Is result of vector inner product retained after matrix multiplication?

[Master1022]

Homework Statement

Let us imagine that we have two vectors $\vec{a}$ and $\vec{b}$ and they point in similar directions, such that the inner-product is evaluated to be a +ve number. If we now multiply both of the vectors by a matrix $W$ which has real entries, will the inner product of the 'transformed' vectors also be positive?

Relevant Equations

Inner product

Hi,

I was thinking about the following problem, but I couldn't think of any conclusive reasons to support my idea.

Question:
Let us imagine that we have two vectors $\vec{a}$ and $\vec{b}$ and they point in similar directions, such that the inner-product is evaluated to be a +ve number. If we now multiply both of the vectors by a matrix $W$ which has real entries, will the inner product of the 'transformed' vectors also be positive?

Attempt:

Intuitively I think along the lines of: if we imagine the operation as transforming a vector in some way, then the two vectors $\vec{a}$ and $\vec{b}$, which were similar, should be transformed to similar vectors?

Mathematically, I can write the following:
<W \vec{a} , W \vec{b} > = (W \vec{a}) \cdot (W \vec{b}) = (W \vec{a})^{T} (W \vec{b}) = \vec{a}^{T} W^{T} W \vec{b}

- $W^{T} W$ is positive semi-definite.
- I suppose if $\vec{a}$ and $\vec{b}$, then if/how positive the outcome will depend on some type of sensitivity of $W$? That is, we could view $\vec{b} = \vec{a} + \vec{\epsilon}$ and think about that?

Any help is greatly appreciated.

 

[Orodruin]

If $\vec a$ and $\vec b$ are parallel, then the assertion follows directly from $W^T W$ being positive semi-definite (as long as you change the statement to be non-negative instead of positive - it should be pretty obvious that the result can be zero if $W^T W$ happens to have eigenvalues that are zero, such as when $W = 0$).

However, consider what happens when you let $\vec a$ and $\vec b$ be linearly independent and ask yourself the following questions:

• Taking any set of two vectors $\vec c$ and $\vec d$, can you find a linear transformation $W$ such that $W\vec a = \vec c$ and $W \vec b = \vec d$?
• What does this mean for your assertion?

 

[Master1022]

Thanks for the reply @Orodruin !

If $\vec a$ and $\vec b$ are parallel, then the assertion follows directly from $W^T W$ being positive semi-definite (as long as you change the statement to be non-negative instead of positive - it should be pretty obvious that the result can be zero if $W^T W$ happens to have eigenvalues that are zero, such as when $W = 0$).

Agreed

However, consider what happens when you let $\vec a$ and $\vec b$ be linearly independent and ask yourself the following questions:

• Taking any set of two vectors $\vec c$ and $\vec d$, can you find a linear transformation $W$ such that $W\vec a = \vec c$ and $W \vec b = \vec d$?

I think so... I could imagine forming some matrix equation like:
W [ \vec{a} \quad \vec{b}] = [\vec{c} \quad \vec{d}]
and if $\vec{a}$ and $\vec{b}$ are linearly independent, then the matrix is full-rank and that can be inverted to find $W$.

• What does this mean for your assertion?

That might suggest that the outcome of the transformed inner product is still positive?
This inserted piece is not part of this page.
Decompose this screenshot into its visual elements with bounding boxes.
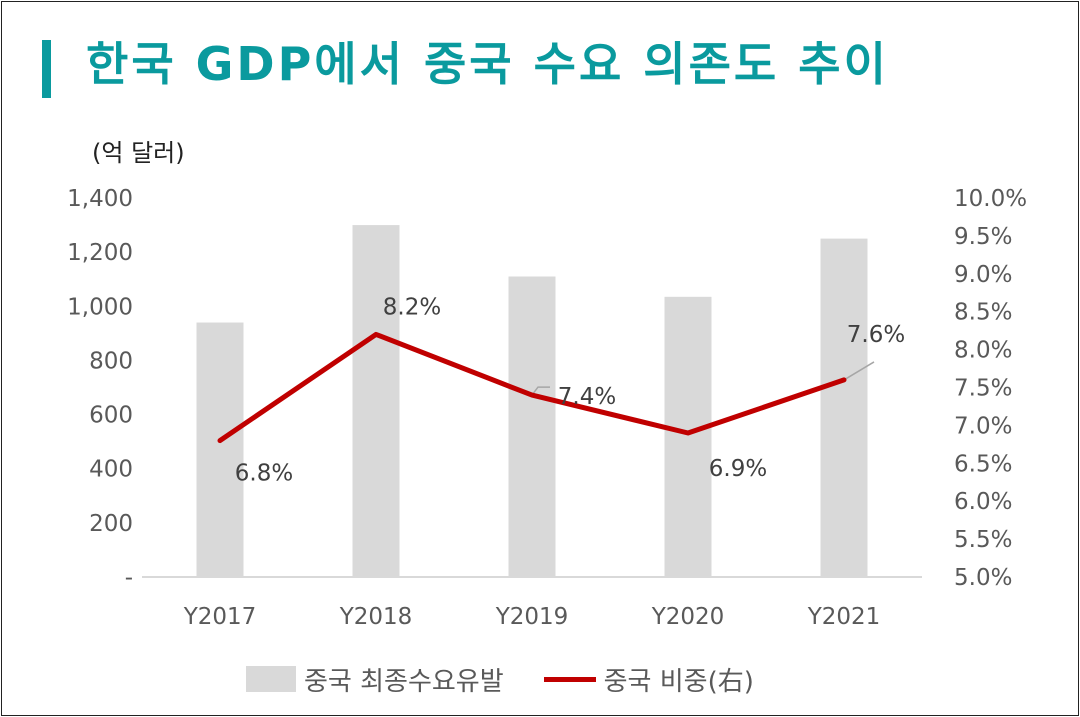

This doesn't necessarily seem correct, but I am confused still...

 

[PeroK]

That might suggest that the outcome of the transformed inner product is still positive? This doesn't necessarily seem correct, but I am confused still...

It took me about 30 seconds to find a counterexample. Hint. Let the vectors be $(1,0)$ and $(1, 1)$. Look for a 2 x 2 matrix that maps $(1, 0)$ to itself and $(1, 1)$ to something in approximately the opposite direction.

 

[Orodruin]

That might suggest that the outcome of the transformed inner product is still positive? This doesn't necessarily seem correct, but I am confused still...

So you are free to choose any $\vec c$ and $\vec d$. Are there any such pairs with a negative inner product?

 

[Master1022]

It took me about 30 seconds to find a counterexample. Hint. Let the vectors be $(1,0)$ and $(1, 1)$. Look for a 2 x 2 matrix that maps $(1, 0)$ to itself and $(1, 1)$ to something in approximately the opposite direction.

Okay thanks @PeroK ! That makes sense, and yes I can see how the answer to my question was 'not necessarily'.